The main problem RA has encountered in some popular centers is a lack of parking, especially at Kierland Commons and in Palm Beach, Fla. Parking is one of many considerations operators need to research before signing a lease, said Greg Stoffel, a shopping center consultant in Orange County, Calif.

“A good center may not be the best choice, depending on where the actual space is,” he said.

For instance, being adjacent to a multiplex theater may seem ideal, but restaurant tenants must weigh the loss of nearby parking, Stoffel explained. Also, revitalized older centers offer advantages such as known locations surrounded by filled-in population density. But, Stoffel said, operators need to find out how well management of such centers supports its restaurant tenants.
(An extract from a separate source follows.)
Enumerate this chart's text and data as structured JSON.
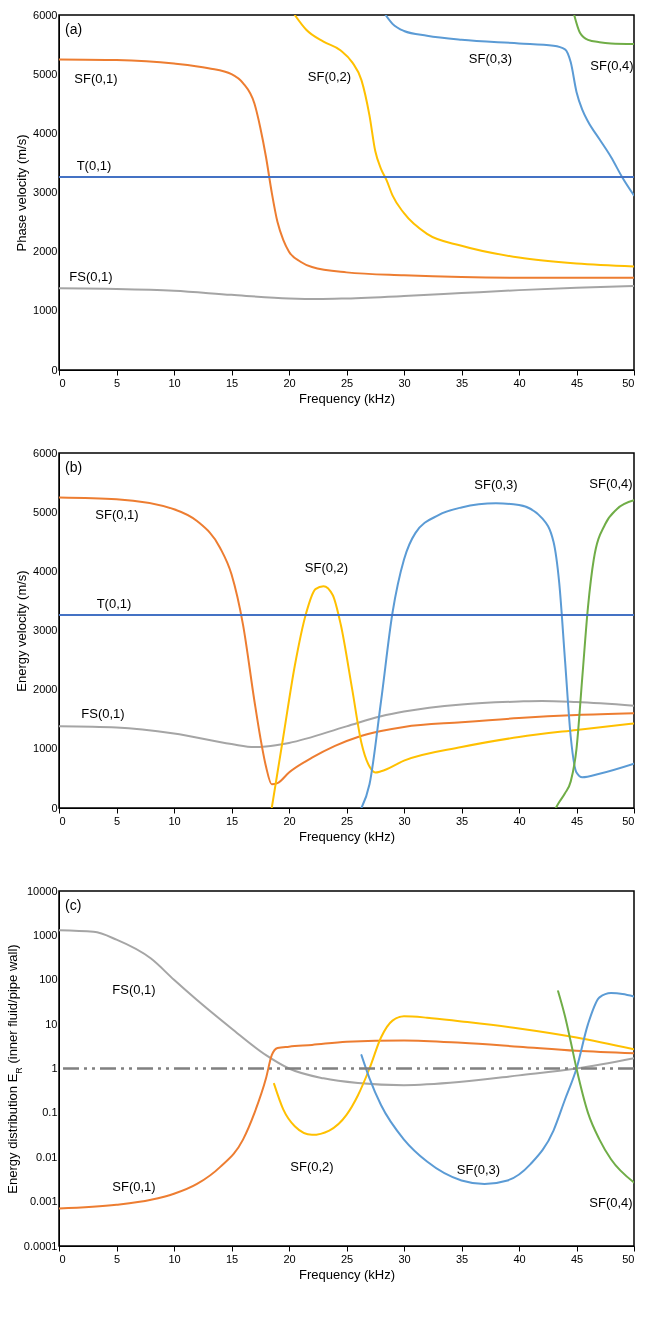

“They have to take care of their property, or they will lose,” said Mark Seferian, vice president of development and partner for 42-unit Elephant Bar Restaurant of Goleta, Calif. Redevelopment of older malls has grown as the pace of building new centers has slowed with saturation, he said.

An Elephant Bar debuted recently in the renewed Golf Mill Center, anchored by Target, Sears and Kohl’s, in the working-class suburb of Niles, Ill.

Elephant Bar, which has check averages of $19 for dinner and $13 for lunch, has prospered in many locations with differing demographics, Seferian said. Partnering with a few mall developers has helped the concept expand from California to 11 states.

“It’s a symbiotic relationship,” Seferian said. “The mall drives repeat traffic to us, and we drive traffic to the mall. Developers realize that.”